Early cancer detection is crucial for improving patient outcomes, and 18F FDG PET/CT imaging plays a vital role by combining metabolic and anatomical information. Accurate lesion detection remains challenging due to the need to identify multiple lesions of varying sizes. In this study, we investigate the effect of adding anatomy prior information to deep learning-based lesion detection models. In particular, we add organ segmentation masks from the TotalSegmentator tool as auxiliary inputs to provide anatomical context to nnDetection, which is the state-of-the-art for lesion detection, and Swin Transformer. The latter is trained in two stages that combine self-supervised pre-training and supervised fine-tuning. The method is tested in the AutoPET and Karolinska lymphoma datasets. The results indicate that the inclusion of anatomical priors substantially improves the detection performance within the nnDetection framework, while it has almost no impact on the performance of the vision transformer. Moreover, we observe that Swin Transformer does not offer clear advantages over conventional convolutional neural network (CNN) encoders used in nnDetection.
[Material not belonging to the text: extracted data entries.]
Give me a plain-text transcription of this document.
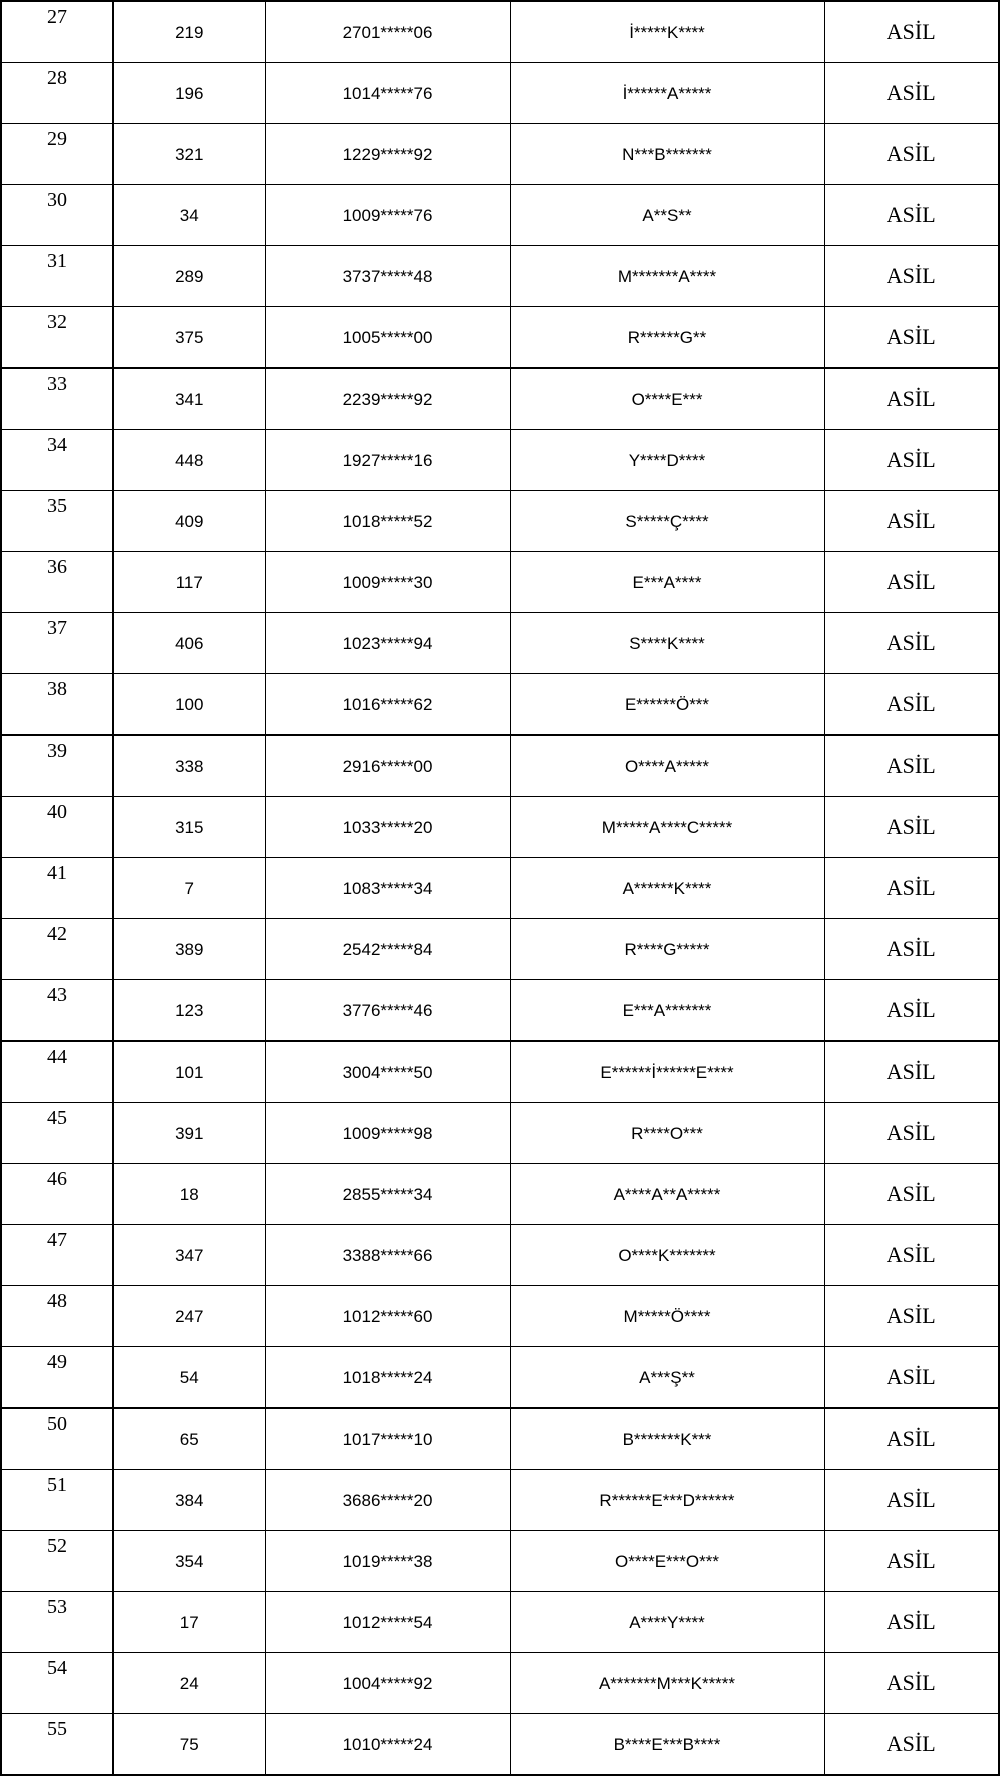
27	219	2701*****06	İ*****K****	ASİL
28	196	1014*****76	İ******A*****	ASİL
29	321	1229*****92	N***B*******	ASİL
30	34	1009*****76	A**S**	ASİL
31	289	3737*****48	M*******A****	ASİL
32	375	1005*****00	R******G**	ASİL
33	341	2239*****92	O****E***	ASİL
34	448	1927*****16	Y****D****	ASİL
35	409	1018*****52	S*****Ç****	ASİL
36	117	1009*****30	E***A****	ASİL
37	406	1023*****94	S****K****	ASİL
38	100	1016*****62	E******Ö***	ASİL
39	338	2916*****00	O****A*****	ASİL
40	315	1033*****20	M*****A****C*****	ASİL
41	7	1083*****34	A******K****	ASİL
42	389	2542*****84	R****G*****	ASİL
43	123	3776*****46	E***A*******	ASİL
44	101	3004*****50	E******İ******E****	ASİL
45	391	1009*****98	R****O***	ASİL
46	18	2855*****34	A****A**A*****	ASİL
47	347	3388*****66	O****K*******	ASİL
48	247	1012*****60	M*****Ö****	ASİL
49	54	1018*****24	A***Ş**	ASİL
50	65	1017*****10	B*******K***	ASİL
51	384	3686*****20	R******E***D******	ASİL
52	354	1019*****38	O****E***O***	ASİL
53	17	1012*****54	A****Y****	ASİL
54	24	1004*****92	A*******M***K*****	ASİL
55	75	1010*****24	B****E***B****	ASİL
These findings highlight the critical role of the anatomical context in cancer lesion detection, especially in CNN-based models.

Paper Structure

This paper contains 13 sections, 2 equations, 12 figures, 1 table.

Figures (12)

  • Figure 1: PET/CT scan from the AutoPET Dataset, with manual annotations of Lymphoma lesions highlighted in green. From left to right: Axial, Coronal and Sagittal views.
  • Figure 2: The proposed Swin Autoencoder network for the self-supervised task. A Swin Transformer is used as the feature extractor for the input PET/CT volumes, followed by a sequence of two transposed convolution layers to upsample the extracted features back to the original image resolution.
  • Figure 3: Retina U-Net architecture. The network consists of a 5-stage convolutional encoder (in yellow), followed by a convolutional Feature Pyramid Network, serving as a decoder (in red). An auxiliary segmentation layer is attached to the highest-resolution decoder level to support the auxiliary segmentation task. Two parallel detection heads, one for box classification and one for box regression, are connected to the four lower decoder levels to enable multi-scale object detection, combining the different spatial resolutions of each decoder level.
  • Figure 4: Proposed Swin RetinaUNeTR architecture. While maintaining structural similarity to Retina U-Net in the decoder and detection head components, the convolutional encoder is replaced by a Swin Transformer, serving as a vision transformer-based feature extractor.
  • Figure 5: Overview of the experimental workflow. The process begins with a self-supervised pretraining phase, where random PET/CT patches are corrupted and reconstructed using a Swin Transformer-based autoencoder. This is followed by an object detection training stage, where the pretrained Swin Transformer is integrated into a Feature Pyramid Network (FPN) and detection heads for multi-scale object detection.